To help reignite growth in its oncology franchise, Jazz recently spent $1.5 billion to acquire Celator Pharmaceuticals (UNKNOWN:CPXX.DL), a clinical-stage biopharma focused on cancer. Celator's lead product candidate is called Vyxeos, which is being studied as a potential treatment for the blood cancer acute myeloid leukemia.
Jazz believes that Vyxeos holds a lot of potential, and it's not hard to figure out why. In Phase 3 clinical trials, patients who used Vyxeos increased their overall survival rate to 9.56 months, which is a huge improvement over the 5.95 months observed in patients who received current standard of care treatments. In addition, Vyxeos showed a hazard ratio of 0.69, which represents a 31% reduction in the risk of death, and the number of patients alive after 24 months increased to 31.1% on Vyxeos compared to only 12.3% for those who used traditional treatments.
Understandably, these results have excited regulators, and the FDA has given Vyxeos the much coveted "breakthrough therapy" designation. Vyxeos also already holds orphan drug status in both the U.S. and E.U., so it represents a great strategic fit with Jazz's orphan disease focus.

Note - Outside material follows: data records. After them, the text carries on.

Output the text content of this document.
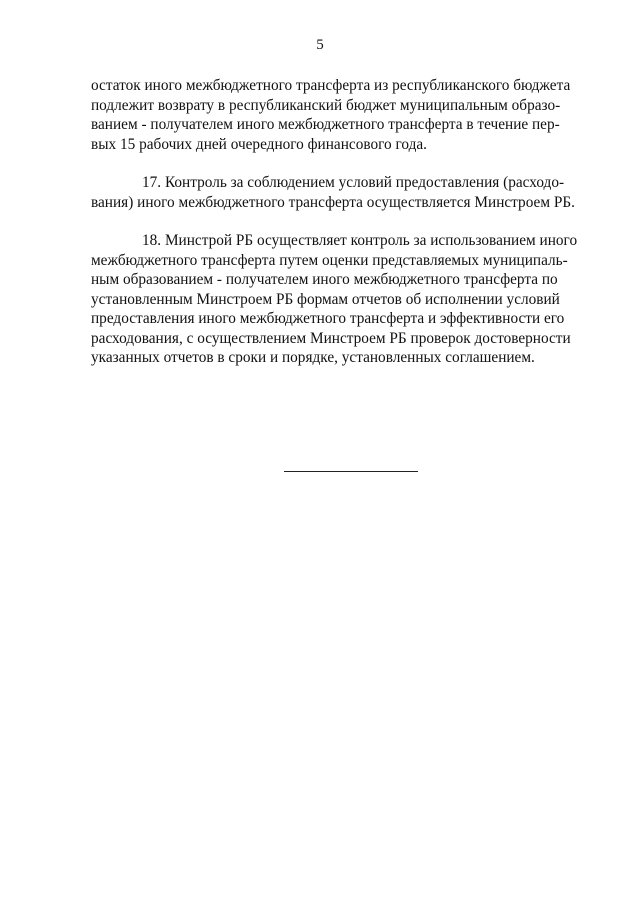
5

остаток иного межбюджетного трансферта из республиканского бюджета
подлежит возврату в республиканский бюджет муниципальным образо-
ванием - получателем иного межбюджетного трансферта в течение пер-
вых 15 рабочих дней очередного финансового года.

17. Контроль за соблюдением условий предоставления (расходо-
вания) иного межбюджетного трансферта осуществляется Минстроем РБ.

18. Минстрой РБ осуществляет контроль за использованием иного
межбюджетного трансферта путем оценки представляемых муниципаль-
ным образованием - получателем иного межбюджетного трансферта по
установленным Минстроем РБ формам отчетов об исполнении условий
предоставления иного межбюджетного трансферта и эффективности его
расходования, с осуществлением Минстроем РБ проверок достоверности
указанных отчетов в сроки и порядке, установленных соглашением.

Celator is currently in the process of preparing Vyxeos for a regulatory submission, and if all goes well it could be on the market by the second quarter of 2017. With some analysts believing that Vyxeos could eventually top $1 billion in global sales, Xyxeos could eventually become a blockbuster. Jazz even expects that this deal will be accretive to its Non-GAAP earnings starting in 2018.
Investing in companies that have exciting cancer treatments is usually quite risky, but since Jazz is already highly profitable and we already have Phase 3 trial results for Vyxeos, I think the risk here is about as low as it gets for a cancer treatment developer.
With Jazz's stock trading for about 13 times full year earnings estimate, this is one cancer drug developer that I think is a smart bet.